You are correct. I don’t understand how “membership sites” work. Or, perhaps better stated, I’m not aware of any legal definition of the term “membership site”. In the U.S., there are very, very few federal laws regarding contracts, and membership would be a contract, in large part because the U.S Constitution prohibits the federal government from interfering with the freedom to contract. Almost all contract laws are state laws. And there is very great diversity between state laws. I don’t know for a fact, but the idea that “membership site” might have a legal definition in all, most, or even many states is, I believe, highly unlikely.
I’m not aware of anyone who joins a membership site having any idea about the involvement of payment processors. When I get my bank or credit card statement, it indicates a charge from the site I joined. It says nothing, as far as I’m aware, about who the payment processor was. I had, and I’m sure most people have, no idea that the site had arranged for regular payments with the payment processor. I, and I’m sure most people, would have assumed that the site submitted a separate charge to its payment processor each month. I would have assumed that the site could change it’s payment processor at any time. Hence, it would make no sense, and indeed makes no sense, for me, as a site owner, to lock myself in to a single payment processor for a year every time I sign up a customer. Although, as I write this, it occurs to me that my customers aren’t providing me with their payment information. So, I can’t process charges on a monthly basis.

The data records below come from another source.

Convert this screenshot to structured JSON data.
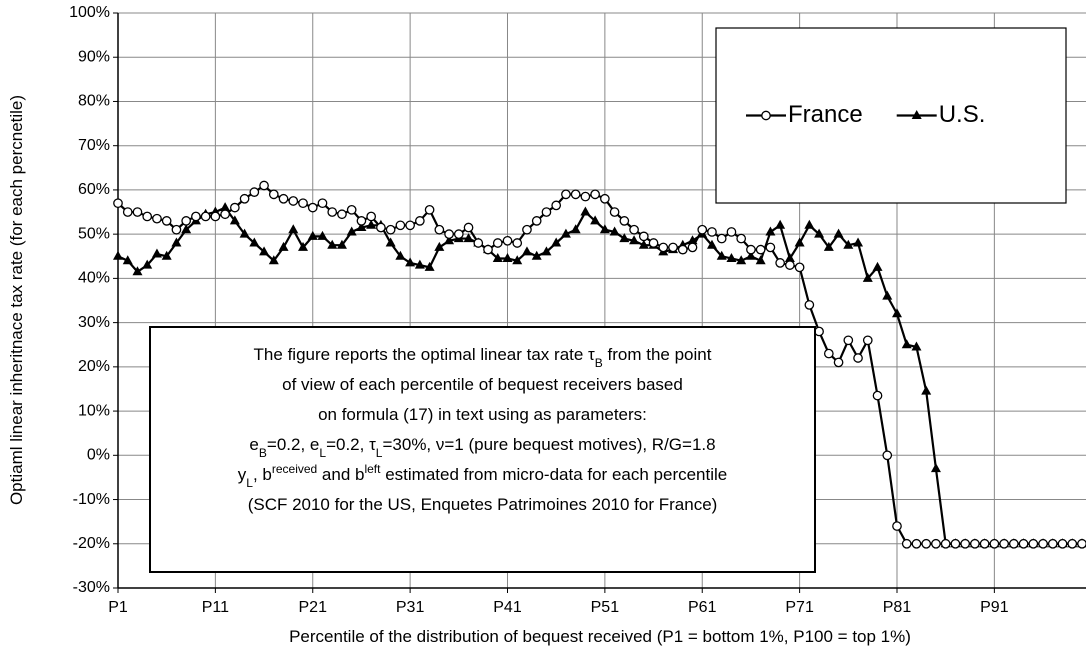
{
  "chart_data": {
    "type": "line",
    "y_label": "Optiaml linear inheritnace tax rate (for each percnetile)",
    "x_label": "Percentile of the distribution of bequest received (P1 = bottom 1%, P100 = top 1%)",
    "categories": [
      "P1",
      null,
      null,
      null,
      null,
      null,
      null,
      null,
      null,
      null,
      "P11",
      null,
      null,
      null,
      null,
      null,
      null,
      null,
      null,
      null,
      "P21",
      null,
      null,
      null,
      null,
      null,
      null,
      null,
      null,
      null,
      "P31",
      null,
      null,
      null,
      null,
      null,
      null,
      null,
      null,
      null,
      "P41",
      null,
      null,
      null,
      null,
      null,
      null,
      null,
      null,
      null,
      "P51",
      null,
      null,
      null,
      null,
      null,
      null,
      null,
      null,
      null,
      "P61",
      null,
      null,
      null,
      null,
      null,
      null,
      null,
      null,
      null,
      "P71",
      null,
      null,
      null,
      null,
      null,
      null,
      null,
      null,
      null,
      "P81",
      null,
      null,
      null,
      null,
      null,
      null,
      null,
      null,
      null,
      "P91",
      null,
      null,
      null,
      null,
      null,
      null,
      null,
      null,
      null
    ],
    "series": [
      {
        "name": "France",
        "color": "#000000",
        "marker": "circle",
        "values": [
          57,
          55,
          55,
          54,
          53.5,
          53,
          51,
          53,
          54,
          54,
          54,
          54.5,
          56,
          58,
          59.5,
          61,
          59,
          58,
          57.5,
          57,
          56,
          57,
          55,
          54.5,
          55.5,
          53,
          54,
          51.5,
          51,
          52,
          52,
          53,
          55.5,
          51,
          50,
          50,
          51.5,
          48,
          46.5,
          48,
          48.5,
          48,
          51,
          53,
          55,
          56.5,
          59,
          59,
          58.5,
          59,
          58,
          55,
          53,
          51,
          49.5,
          48,
          47,
          47,
          46.5,
          47,
          51,
          50.5,
          49,
          50.5,
          49,
          46.5,
          46.5,
          47,
          43.5,
          43,
          42.5,
          34,
          28,
          23,
          21,
          26,
          22,
          26,
          13.5,
          0,
          -16,
          -20,
          -20,
          -20,
          -20,
          -20,
          -20,
          -20,
          -20,
          -20,
          -20,
          -20,
          -20,
          -20,
          -20,
          -20,
          -20,
          -20,
          -20,
          -20
        ]
      },
      {
        "name": "U.S.",
        "color": "#000000",
        "marker": "triangle",
        "values": [
          45,
          44,
          41.5,
          43,
          45.5,
          45,
          48,
          51,
          53,
          54.5,
          55,
          56,
          53,
          50,
          48,
          46,
          44,
          47,
          51,
          47,
          49.5,
          49.5,
          47.5,
          47.5,
          50.5,
          51.5,
          52,
          52,
          48,
          45,
          43.5,
          43,
          42.5,
          47,
          48.5,
          49,
          49,
          48,
          46.5,
          44.5,
          44.5,
          44,
          46,
          45,
          46,
          48,
          50,
          51,
          55,
          53,
          51,
          50.5,
          49,
          48.5,
          47.5,
          47.5,
          46,
          46.5,
          47.5,
          48.5,
          50,
          47.5,
          45,
          44.5,
          44,
          45,
          44,
          50.5,
          52,
          44.5,
          48,
          52,
          50,
          47,
          50,
          47.5,
          48,
          40,
          42.5,
          36,
          32,
          25,
          24.5,
          14.5,
          -3,
          -20,
          -20,
          -20,
          -20,
          -20,
          -20,
          -20,
          -20,
          -20,
          -20,
          -20,
          -20,
          -20,
          -20,
          -20
        ]
      }
    ],
    "ylim": [
      -30,
      100
    ],
    "yticks": [
      {
        "value": -30,
        "label": "-30%"
      },
      {
        "value": -20,
        "label": "-20%"
      },
      {
        "value": -10,
        "label": "-10%"
      },
      {
        "value": 0,
        "label": "0%"
      },
      {
        "value": 10,
        "label": "10%"
      },
      {
        "value": 20,
        "label": "20%"
      },
      {
        "value": 30,
        "label": "30%"
      },
      {
        "value": 40,
        "label": "40%"
      },
      {
        "value": 50,
        "label": "50%"
      },
      {
        "value": 60,
        "label": "60%"
      },
      {
        "value": 70,
        "label": "70%"
      },
      {
        "value": 80,
        "label": "80%"
      },
      {
        "value": 90,
        "label": "90%"
      },
      {
        "value": 100,
        "label": "100%"
      }
    ],
    "grid": true,
    "legend": "top-right",
    "annotation": {
      "lines": [
        [
          "The figure reports the optimal linear tax rate τ",
          {
            "sub": "B"
          },
          " from the point"
        ],
        [
          "of view of each percentile of bequest receivers based"
        ],
        [
          "on formula (17) in text using as parameters:"
        ],
        [
          "e",
          {
            "sub": "B"
          },
          "=0.2, e",
          {
            "sub": "L"
          },
          "=0.2, τ",
          {
            "sub": "L"
          },
          "=30%, ν=1 (pure bequest motives), R/G=1.8"
        ],
        [
          "y",
          {
            "sub": "L"
          },
          ", b",
          {
            "sup": "received"
          },
          " and b",
          {
            "sup": "left"
          },
          " estimated from micro-data for each percentile"
        ],
        [
          "(SCF 2010 for the US, Enquetes Patrimoines 2010 for France)"
        ]
      ]
    }
  }
}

This makes me wonder how I change processors. Must I retain the processor for each customer who signed up? If I change processors, does that only affect customers who sign up with the new processor? Or can I have my customers’ payment information transferred from the original processor to the new processor? A quick Internet search indicates it is possible to change processors. I found information on WooCommerce, Authnet, and Stripe sites about migrating subscriptions. While I was there, I also saw a lot of information about altering subscriptions. Different providers appear to have different rules. The rules I saw seem to make sense. For example, you can reduce a 14 month, of which 6 months have been used, to 10 months, but not to 6 or fewer months. 6, obviously I think, because you’re already into the 7th month. You can’t cancel once a period has begun. Probably not illegal. You can change to 7 month subscription and manually refund a month or a prorated amount. But the processor won’t do it because it’s complicated and they have no reason to get involved in how you and your customer resolve this.
If you can change processors, reduce a subscription period, extend a subscription period, renew, and add, then by those combinations you can achieve anything. To the extent you want your customer to be able to do this, it requires only the capability on the front end. The processors themselves provide some functionality and some advice on how to customize other functionality yourself.
I see nothing to prevent, as far the processors are concerned, from doing what almost anything I wanted to do. At least, in the United States. I have no idea what laws are anywhere else or what processors do anywhere else. But given that this is a .com site in English, I would imagine that many if not most of the customers are at least operating in the U.S.
Regarding your “not too easy” comment, I disagree. Based on what I’ve seen of your software and on payment providers sites, I’d say it’s very easy to do. What’s difficult isn’t getting the software to configure the payments in any way possible, but getting the software to display the correct messages to the customer. That’s something I’m struggling with.